The excavation revealed until 1990, the Xerxes Canal in the narrowest point of the peninsula between Nea Roda and Tripiti, ruins of the fortifications of ancient Ouranoupoli in the area of Nea Roda, but only indications for the ancient Sani. Indeed, ancient Sani, the colony of Andrians in the eastern peninsula of Halkidiki, is another ancient city, the history of which started to unfold in recent years through excavations. Written sources that mention ancient Sani are very few. Reports are mainly found in the work of historians Herodotus, Thucydides and geographer Stravonas. From those, information is found about the location of the city, and its role during the Median and Peloponnesian wars.
The two historians provided valuable information regarding the location of ancient Sani. They both report that it was built on the short hills of the canal, on the narrowest place of Akti, as the peninsula of Mount Athos was called. Further information that it was facing «ες το προς Εύβοιαν πέλαγος», i.e. the western side of the peninsula, provided by Thucydides, led the excavation to the area of Tripiti, beside the southern entrance of the canal. Despite finding its location, only a few data of its history exist. We do not know why Andrians founded it, how it was organized and what was its early history. The first clear testimonies appear in the period of the Persian war, when Sani was forced to surrender to Persians and contribute in army and fleet, during the construction of the Xerxes Canal.
Combining all the available historical information and archaeological data, it is known that Sani was a colony of Andrians on the Canal of Akti in the late 7th century B.C. and is located in the area of Tripiti. By examining the motives that led the Andrians into founding a third colony after Akanthos and Stagira in the same area, we conclude in a theory saying that Sani was the first to be founded and Akanthos was next, in order to be closer to the mining area. Or that Sani was built in this specific area in order to have a sea communication to the south, since its position on the western side of Akti, made possible the direct communication to the metropolis and other centers of the era, avoiding the dangerous circumnavigation of Akti.

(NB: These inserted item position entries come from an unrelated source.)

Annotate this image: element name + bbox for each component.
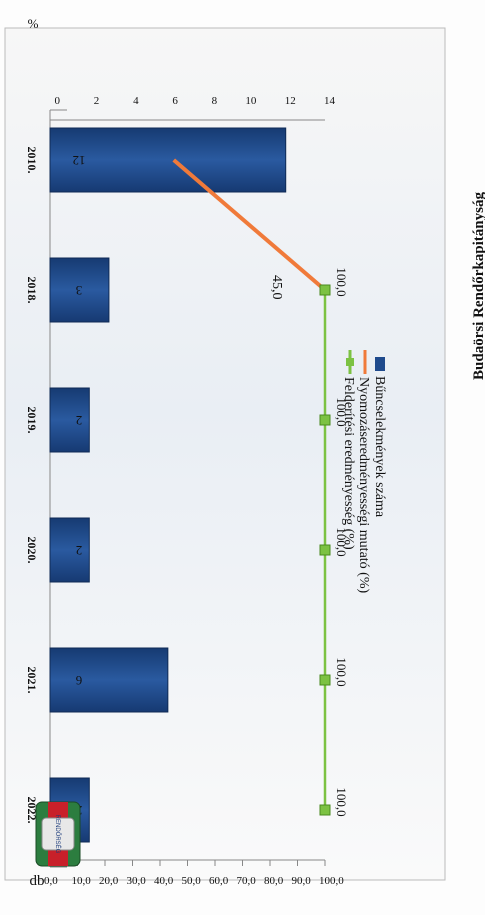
felderites-value-label: 100,0 bbox=[334, 397, 349, 426]
left-axis-ticks: 0 2 4 6 8 10 12 14 bbox=[50, 95, 336, 121]
bar bbox=[49, 517, 90, 583]
felderites-value-label: 100,0 bbox=[334, 267, 349, 296]
legend-entry-bar: Bűncselekmények száma bbox=[372, 376, 387, 518]
bar-value-label: 3 bbox=[76, 283, 83, 298]
category-label: 2021. bbox=[25, 667, 39, 694]
right-tick-label: 30,0 bbox=[127, 875, 147, 887]
bar-value-label: 2 bbox=[76, 413, 83, 428]
bar bbox=[49, 647, 169, 713]
bar bbox=[49, 257, 110, 323]
left-tick-label: 10 bbox=[245, 95, 257, 107]
logo-center bbox=[41, 817, 75, 851]
left-tick-label: 6 bbox=[172, 95, 178, 107]
left-tick-label: 8 bbox=[212, 95, 218, 107]
right-tick-label: 40,0 bbox=[154, 875, 174, 887]
bar bbox=[49, 387, 90, 453]
bar-value-label: 6 bbox=[75, 673, 82, 688]
left-tick-label: 2 bbox=[94, 95, 100, 107]
felderites-value-label: 100,0 bbox=[334, 527, 349, 556]
left-axis-title: db bbox=[30, 873, 45, 889]
start-value-label: 45,0 bbox=[269, 275, 284, 300]
header-title: Budaörsi Rendőrkapitányság bbox=[471, 192, 485, 380]
legend-entry-green: Felderítési eredményesség (%) bbox=[341, 377, 356, 550]
right-tick-label: 10,0 bbox=[72, 875, 92, 887]
felderites-marker bbox=[319, 674, 331, 686]
category-label: 2018. bbox=[25, 277, 39, 304]
right-tick-label: 50,0 bbox=[182, 875, 202, 887]
category-label: 2019. bbox=[25, 407, 39, 434]
bar-value-label: 12 bbox=[73, 153, 86, 168]
right-tick-label: 60,0 bbox=[209, 875, 229, 887]
right-tick-label: 0,0 bbox=[44, 875, 58, 887]
right-tick-label: 100,0 bbox=[319, 875, 344, 887]
category-label: 2010. bbox=[25, 147, 39, 174]
legend-swatch-green-marker bbox=[346, 358, 354, 366]
right-axis-title: % bbox=[28, 16, 39, 31]
left-tick-label: 14 bbox=[324, 95, 336, 107]
legend-swatch-bar bbox=[375, 357, 385, 371]
line-series bbox=[172, 158, 331, 816]
right-tick-label: 80,0 bbox=[264, 875, 284, 887]
felderites-marker bbox=[319, 284, 331, 296]
right-tick-label: 20,0 bbox=[99, 875, 119, 887]
legend-entry-orange: Nyomozáseredményességi mutató (%) bbox=[356, 377, 371, 593]
right-axis-ticks: 0,0 10,0 20,0 30,0 40,0 50,0 60,0 70,0 80,0 90,0 1… bbox=[44, 859, 344, 887]
left-tick-label: 12 bbox=[285, 95, 296, 107]
felderites-value-label: 100,0 bbox=[334, 787, 349, 816]
felderites-marker bbox=[319, 544, 331, 556]
logo-text: RENDŐRSÉG bbox=[54, 815, 61, 854]
felderites-marker bbox=[319, 804, 331, 816]
right-tick-label: 70,0 bbox=[237, 875, 257, 887]
bar bbox=[49, 127, 287, 193]
felderites-value-label: 100,0 bbox=[334, 657, 349, 686]
bar-value-label: 2 bbox=[76, 543, 83, 558]
police-logo: RENDŐRSÉG bbox=[35, 801, 81, 867]
category-label: 2020. bbox=[25, 537, 39, 564]
line-value-labels: 100,0 100,0 100,0 100,0 100,0 bbox=[334, 267, 349, 816]
left-tick-label: 4 bbox=[133, 95, 139, 107]
nyomozas-line bbox=[172, 158, 327, 292]
right-tick-label: 90,0 bbox=[292, 875, 312, 887]
felderites-marker bbox=[319, 414, 331, 426]
legend: Bűncselekmények száma Nyomozáseredményes… bbox=[341, 350, 387, 593]
left-tick-label: 0 bbox=[55, 95, 61, 107]
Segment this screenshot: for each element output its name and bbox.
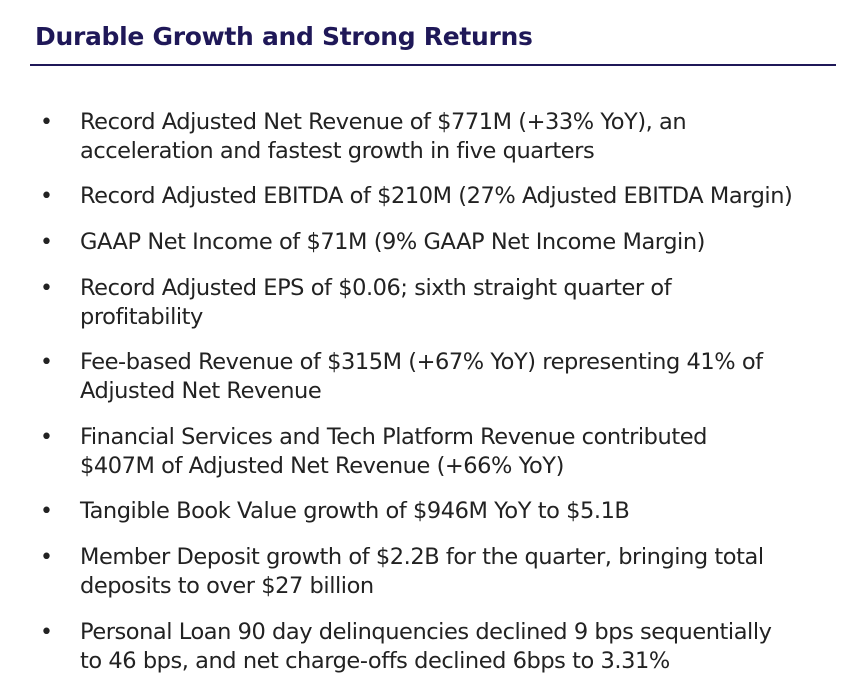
bullet-line: to 46 bps, and net charge-offs declined … [80, 648, 670, 674]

The exhibitions of the three colonies of Andros in Halkidiki occupy the largest part of the main room of the archaeological museum of Polygyros. Feature funeral gifts from the cemetery of Akanthos, of the archaic until the Hellenistic periods are exhibited. There is an exhibition from ancient Sani, of the three clay parts of the temple of Apollo located in the colony. It is about the three Nikes with written decoration, two in standing position and one “εν γούνασι δρόμου” (i.e. head and torso in forward position, and bent legs on a side view.), dated in the late archaic era.
THE TEMPLE OF APOLLO
Betina Tsigarida, an archaeologist of the 16th Ephorate of Prehistoric and Classic Antiquities, who has spent many years of her professional activities in the wider area of Halkidiki, has been involved with Sani and provides valuable data regarding the temple of Apollo. We are informed that the sanctuary was founded by the residents, of Apollo, probably in the late 6th century B.C. outside the main city. At present day the chapel has been discovered and the excavation continues.
The building has intensive Corinthian influences that suggest close relationships to Corinth, which was a large commercial and artistic center of the period. The founding of the building with the exceptional decoration (similar is only found in the large sanctuaries of south Greece), suggests the great importance of the sanctuary in the area, high levels of culture and living, as well as the economic prosperity of the city during the last decades of the 6th century, few years before the arrival of the Persian expeditionary force.
Up until now, no data for the use of the sanctuary during the 6th century have been found, whereas an inscription of the 5th century B.C. written in Ionic alphabet that was found in the area confirms its existence during that period. Only a few words of the inscription are distinguished, but the characteristic words, holy, public and middle indicate that the inscription was a term, i.e. it stated the boundaries of the sanctuary. It is not known whether the chapel was destroyed or abandoned. According to sources, the area of Sani suffered two great disasters after the Persians. In 423 B.C. by the Spartans and in 348-7 B.C. by the Macedonians. Up until now there is no connection of the destruction or abandonment of the chapel with any of the above events. Alexarchos repaired the building in the late 4th century, when he founded Ouranoupoli. The repair must have been extensive, since it was not limited to the tiling of the roof but also to at least one of the walls in the narrow side.